Fit for a Better World: The Importance of National Strategy & Branding.
- New Zealand’s Ministry for Primary Industries has released a new agrifood strategy through to 2030. It’s starting point is that “if the natural world is healthy, so too are the people”. New Zealand has a world class reputation as a food producer and its “clean and green” claim is an important element in the national branding of its food exports. Its management of the Covid-19 crisis has only served to enhance this positive image (NZ has had only 1,500 coronavirus cases and 22 deaths and the nation has returned to “normal”).
- Here’s three paragraphs from the document that are refreshingly self-critical but nonetheless inspiring as they recommend a future pathway for their agricultural and food industry:
- “For a start, we need to be very clear that we are not a volume producer – and we should stop acting like one. Selling commodities in undiversified markets is a race to the bottom.
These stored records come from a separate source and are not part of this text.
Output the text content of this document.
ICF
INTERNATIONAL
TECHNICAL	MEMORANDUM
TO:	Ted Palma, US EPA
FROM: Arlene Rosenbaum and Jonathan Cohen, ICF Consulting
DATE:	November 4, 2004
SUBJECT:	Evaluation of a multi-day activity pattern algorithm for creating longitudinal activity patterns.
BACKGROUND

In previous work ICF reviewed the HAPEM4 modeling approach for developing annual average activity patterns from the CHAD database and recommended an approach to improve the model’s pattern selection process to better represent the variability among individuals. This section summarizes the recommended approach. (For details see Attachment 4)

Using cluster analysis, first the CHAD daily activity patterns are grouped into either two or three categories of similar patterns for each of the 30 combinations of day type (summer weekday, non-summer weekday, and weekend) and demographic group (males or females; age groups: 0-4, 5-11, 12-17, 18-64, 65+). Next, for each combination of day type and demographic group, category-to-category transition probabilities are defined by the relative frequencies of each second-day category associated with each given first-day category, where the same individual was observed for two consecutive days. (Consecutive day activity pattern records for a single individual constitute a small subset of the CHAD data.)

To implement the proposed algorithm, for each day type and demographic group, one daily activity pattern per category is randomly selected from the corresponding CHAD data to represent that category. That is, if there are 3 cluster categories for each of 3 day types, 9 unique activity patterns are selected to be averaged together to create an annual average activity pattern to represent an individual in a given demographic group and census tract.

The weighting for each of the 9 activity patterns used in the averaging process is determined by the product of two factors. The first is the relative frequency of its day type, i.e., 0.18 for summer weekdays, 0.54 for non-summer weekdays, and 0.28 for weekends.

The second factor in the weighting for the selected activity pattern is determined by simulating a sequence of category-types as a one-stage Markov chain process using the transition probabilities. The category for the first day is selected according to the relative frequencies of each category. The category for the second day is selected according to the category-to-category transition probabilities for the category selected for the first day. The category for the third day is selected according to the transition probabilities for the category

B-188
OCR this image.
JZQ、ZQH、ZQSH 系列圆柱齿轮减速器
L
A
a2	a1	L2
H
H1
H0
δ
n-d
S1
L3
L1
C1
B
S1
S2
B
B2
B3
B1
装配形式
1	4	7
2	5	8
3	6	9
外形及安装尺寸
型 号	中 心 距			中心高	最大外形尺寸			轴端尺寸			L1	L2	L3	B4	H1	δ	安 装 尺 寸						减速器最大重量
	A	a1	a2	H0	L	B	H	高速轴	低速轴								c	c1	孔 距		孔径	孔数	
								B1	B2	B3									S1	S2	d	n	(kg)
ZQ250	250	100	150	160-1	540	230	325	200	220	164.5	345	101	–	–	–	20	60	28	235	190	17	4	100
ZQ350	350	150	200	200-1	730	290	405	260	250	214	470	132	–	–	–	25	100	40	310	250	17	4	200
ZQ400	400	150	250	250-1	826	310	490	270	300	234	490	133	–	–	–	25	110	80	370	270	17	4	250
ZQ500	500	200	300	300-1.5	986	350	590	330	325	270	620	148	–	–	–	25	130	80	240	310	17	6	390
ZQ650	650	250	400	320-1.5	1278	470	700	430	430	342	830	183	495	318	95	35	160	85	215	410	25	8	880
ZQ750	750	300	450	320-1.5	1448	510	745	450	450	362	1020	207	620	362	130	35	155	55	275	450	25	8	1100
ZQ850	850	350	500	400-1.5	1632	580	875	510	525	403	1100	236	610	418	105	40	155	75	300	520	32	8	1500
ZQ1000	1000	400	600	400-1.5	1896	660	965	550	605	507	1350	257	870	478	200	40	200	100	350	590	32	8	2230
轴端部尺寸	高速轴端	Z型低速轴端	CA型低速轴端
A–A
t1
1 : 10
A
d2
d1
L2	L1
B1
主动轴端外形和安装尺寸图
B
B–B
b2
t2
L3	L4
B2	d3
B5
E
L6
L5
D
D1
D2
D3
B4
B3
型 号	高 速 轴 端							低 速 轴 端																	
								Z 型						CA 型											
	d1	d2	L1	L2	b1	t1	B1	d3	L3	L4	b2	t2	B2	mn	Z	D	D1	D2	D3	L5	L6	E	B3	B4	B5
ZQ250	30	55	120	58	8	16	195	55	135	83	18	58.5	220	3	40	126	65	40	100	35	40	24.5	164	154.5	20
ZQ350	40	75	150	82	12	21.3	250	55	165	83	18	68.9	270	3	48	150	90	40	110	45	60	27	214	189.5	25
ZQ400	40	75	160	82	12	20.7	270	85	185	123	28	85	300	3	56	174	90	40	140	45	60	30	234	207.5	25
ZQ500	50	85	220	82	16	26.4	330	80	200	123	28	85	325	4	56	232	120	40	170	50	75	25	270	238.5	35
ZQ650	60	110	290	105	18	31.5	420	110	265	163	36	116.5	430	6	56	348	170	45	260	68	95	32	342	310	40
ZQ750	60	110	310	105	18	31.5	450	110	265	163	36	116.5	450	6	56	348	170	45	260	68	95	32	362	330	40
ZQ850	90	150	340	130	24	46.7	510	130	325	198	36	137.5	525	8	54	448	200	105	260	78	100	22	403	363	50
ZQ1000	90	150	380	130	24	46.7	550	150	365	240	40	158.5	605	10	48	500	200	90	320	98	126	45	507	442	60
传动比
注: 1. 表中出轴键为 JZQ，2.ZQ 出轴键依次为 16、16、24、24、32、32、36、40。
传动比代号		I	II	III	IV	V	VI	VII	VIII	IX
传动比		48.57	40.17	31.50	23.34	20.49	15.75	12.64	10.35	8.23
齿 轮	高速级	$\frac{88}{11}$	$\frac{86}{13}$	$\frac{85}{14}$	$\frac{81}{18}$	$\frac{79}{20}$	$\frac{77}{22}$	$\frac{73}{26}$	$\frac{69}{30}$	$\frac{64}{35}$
Yet we have let that be our default position.
- Instead, we must select the market niches where we can excel in providing and capturing value – and keep a razor-sharp focus on those.
- And, let us set our sights on the real prize – which is owning market categories. One outstanding example of this is Zespri’s development of the gold kiwifruit category. This New Zealand company worked with researchers to develop a new variety that would excite consumers”.
- Mind you, if you promise much about your environmental credentials, then, you better live up to them! Activists in New Zealand are critical of the impact of NZ’s dairy industry on the environment and the animal welfare track record of the livestock sector. It’s great to have green aspirations but smart to under promise and over deliver to maintain a pristine “Clean & Green” image!
BIG IMPLICATIONS: For a nation, ensure food industry members agree on what are their values and collective vision and how these can be communicated to the outside world. Then, work out where your food industry can have the biggest and most profitable impact in export markets. In a fast-changing world, it is vital to be agile and tuned in to the global scene with a clear understanding of market forces.